I like to think I make friends easily and that I'm likable enough for people to want to be friends with me, but a lot of the time it takes me a bit to feel comfortable with a new group of people. Just in the last few months have I really started to feel as if I could hold my own with the group of friends we have. To be honest, I didn't even have anyone to call a good friend until at least summertime and once I started getting more at ease with everyone did I realize WHAT A GOOD TIME THERE IS TO BE HAD ON THE WEEKENDS. Call me a homebody or any other silly thing but sometimes I just like to lie around on the weekends and do nothing. If I go out, I like to be back at home by 2:30 and that's pushing it. But for some reason in these past few...well just past few weeks actually...I've realized that staying out until 5 really isn't so bad afterall.
I'm a Friday kinda girl.

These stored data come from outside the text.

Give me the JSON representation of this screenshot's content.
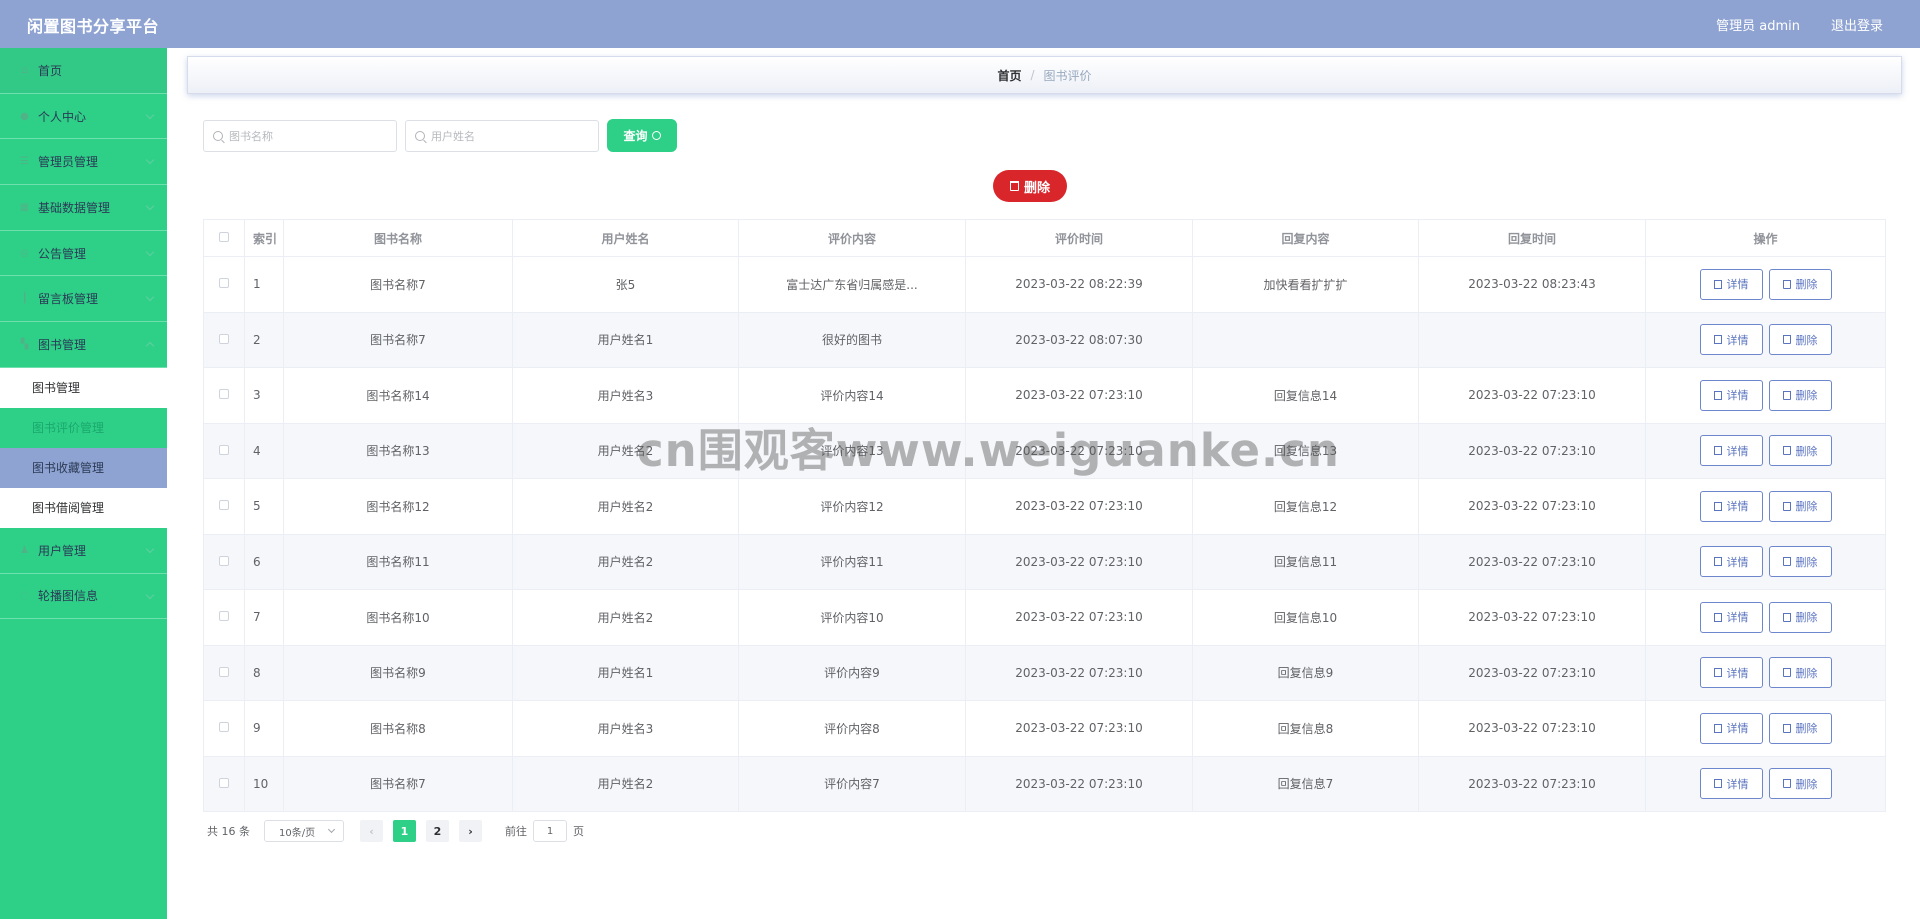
{
  "header": {
    "title": "闲置图书分享平台",
    "user": "管理员 admin",
    "logout": "退出登录"
  },
  "sidebar": {
    "items": [
      {
        "label": "首页",
        "icon": "home-icon"
      },
      {
        "label": "个人中心",
        "icon": "user-icon"
      },
      {
        "label": "管理员管理",
        "icon": "admin-icon"
      },
      {
        "label": "基础数据管理",
        "icon": "data-icon"
      },
      {
        "label": "公告管理",
        "icon": "notice-icon"
      },
      {
        "label": "留言板管理",
        "icon": "message-icon"
      },
      {
        "label": "图书管理",
        "icon": "book-icon"
      }
    ],
    "submenu": [
      "图书管理",
      "图书评价管理",
      "图书收藏管理",
      "图书借阅管理"
    ],
    "items_after": [
      {
        "label": "用户管理",
        "icon": "users-icon"
      },
      {
        "label": "轮播图信息",
        "icon": "carousel-icon"
      }
    ]
  },
  "breadcrumb": {
    "home": "首页",
    "separator": "/",
    "current": "图书评价"
  },
  "search": {
    "book_placeholder": "图书名称",
    "user_placeholder": "用户姓名",
    "query_label": "查询"
  },
  "batch_delete_label": "删除",
  "table": {
    "headers": [
      "索引",
      "图书名称",
      "用户姓名",
      "评价内容",
      "评价时间",
      "回复内容",
      "回复时间",
      "操作"
    ],
    "detail_label": "详情",
    "delete_label": "删除",
    "rows": [
      {
        "index": "1",
        "book": "图书名称7",
        "user": "张5",
        "content": "富士达广东省归属感是...",
        "time": "2023-03-22 08:22:39",
        "reply": "加快看看扩扩扩",
        "reply_time": "2023-03-22 08:23:43"
      },
      {
        "index": "2",
        "book": "图书名称7",
        "user": "用户姓名1",
        "content": "很好的图书",
        "time": "2023-03-22 08:07:30",
        "reply": "",
        "reply_time": ""
      },
      {
        "index": "3",
        "book": "图书名称14",
        "user": "用户姓名3",
        "content": "评价内容14",
        "time": "2023-03-22 07:23:10",
        "reply": "回复信息14",
        "reply_time": "2023-03-22 07:23:10"
      },
      {
        "index": "4",
        "book": "图书名称13",
        "user": "用户姓名2",
        "content": "评价内容13",
        "time": "2023-03-22 07:23:10",
        "reply": "回复信息13",
        "reply_time": "2023-03-22 07:23:10"
      },
      {
        "index": "5",
        "book": "图书名称12",
        "user": "用户姓名2",
        "content": "评价内容12",
        "time": "2023-03-22 07:23:10",
        "reply": "回复信息12",
        "reply_time": "2023-03-22 07:23:10"
      },
      {
        "index": "6",
        "book": "图书名称11",
        "user": "用户姓名2",
        "content": "评价内容11",
        "time": "2023-03-22 07:23:10",
        "reply": "回复信息11",
        "reply_time": "2023-03-22 07:23:10"
      },
      {
        "index": "7",
        "book": "图书名称10",
        "user": "用户姓名2",
        "content": "评价内容10",
        "time": "2023-03-22 07:23:10",
        "reply": "回复信息10",
        "reply_time": "2023-03-22 07:23:10"
      },
      {
        "index": "8",
        "book": "图书名称9",
        "user": "用户姓名1",
        "content": "评价内容9",
        "time": "2023-03-22 07:23:10",
        "reply": "回复信息9",
        "reply_time": "2023-03-22 07:23:10"
      },
      {
        "index": "9",
        "book": "图书名称8",
        "user": "用户姓名3",
        "content": "评价内容8",
        "time": "2023-03-22 07:23:10",
        "reply": "回复信息8",
        "reply_time": "2023-03-22 07:23:10"
      },
      {
        "index": "10",
        "book": "图书名称7",
        "user": "用户姓名2",
        "content": "评价内容7",
        "time": "2023-03-22 07:23:10",
        "reply": "回复信息7",
        "reply_time": "2023-03-22 07:23:10"
      }
    ]
  },
  "pagination": {
    "total": "共 16 条",
    "page_size": "10条/页",
    "pages": [
      "1",
      "2"
    ],
    "current_page": "1",
    "goto_prefix": "前往",
    "goto_value": "1",
    "goto_suffix": "页"
  },
  "watermark": "cn围观客www.weiguanke.cn",
  "colors": {
    "header": "#8fa3d2",
    "sidebar": "#2ed088",
    "danger": "#d9262b",
    "primary_outline": "#6e87cc"
  }
}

If I was going to stay out all hours of the night, I'd rather it be on Friday because then I have all day Saturday AND Sunday to rest up and do as I please. If I went out on Saturdays, that was when I wanted to be home at 2:30. Even if I was having the time of my life I'd have this internal struggle with myself because it was just SO late but I was also having SO much fun but-it's-Saturday-and-I-only-have-tomorrow-to-rest kept creeping into my mind. Within the last month, there has been something amazing and fun going on every single weekend. And every single weekend I've stayed out past 2:30 (gasp!) and well on until I see the sun rise from the taxi windows on more than one occassion...and I've realized that it's quite fun to finally just let loose and forget about the time and just focus on what's going on and who I'm with. Maybe you think I'm a stick-in-the-mud but I'm just glad I realized this now and not when I'm 35 or something.
I hope the feeling stays, but with the cold weather comes me wanting to just stay bundled up in my house and not leave until March. It's not too cold yet but here in a few weeks it'll be getting freezing at night. Hopefully I won't have a change of heart when like 10 of our close friends are all leaving at the same time. Boo.
A few weekends ago there were a bunch of people with birthdays around the same time and thus the Pimps and Hoes party was born:
Then our friends Zack and Jason played at Sharky's which always guarantees a good time:
This past weekend was Halloween AND the Busan Fireworks Festival and I could easily say that it has been one of the best weekends I've had here. They were both supposed to be on the same night but it stormed like crazy all Saturday evening so they postponed the fireworks until Sunday night. (Thank God) But Halloween went on as planned Saturday night and the rain stopped just in time for us to go out and have a blast. It was also one of the warmest nights we've had in a while. How about just a picture tour of the weekend?
|Al (PSY) and Urkel|
|The girls at Sarah's|
|Moi as Taylor Swift|
And on to the most amazing fireworks I've ever seen in my life! I've never seen anything like it. I've also never seen a crowd like that either. 2 million people pack themselves on the beach to watch. I went at 2 and plopped on the sand and got myself a spot while everyone packed in later.
This weekend is our friend Brett's birthday (and then I think that's all for the birthdays...) at, where else, Sharky's, and I'm sure it'll be another long night...but instead of wondering where my night will take me and what time I'll get home I'm extremely looking forward to it. And if I get home as the sun is coming up, so be it.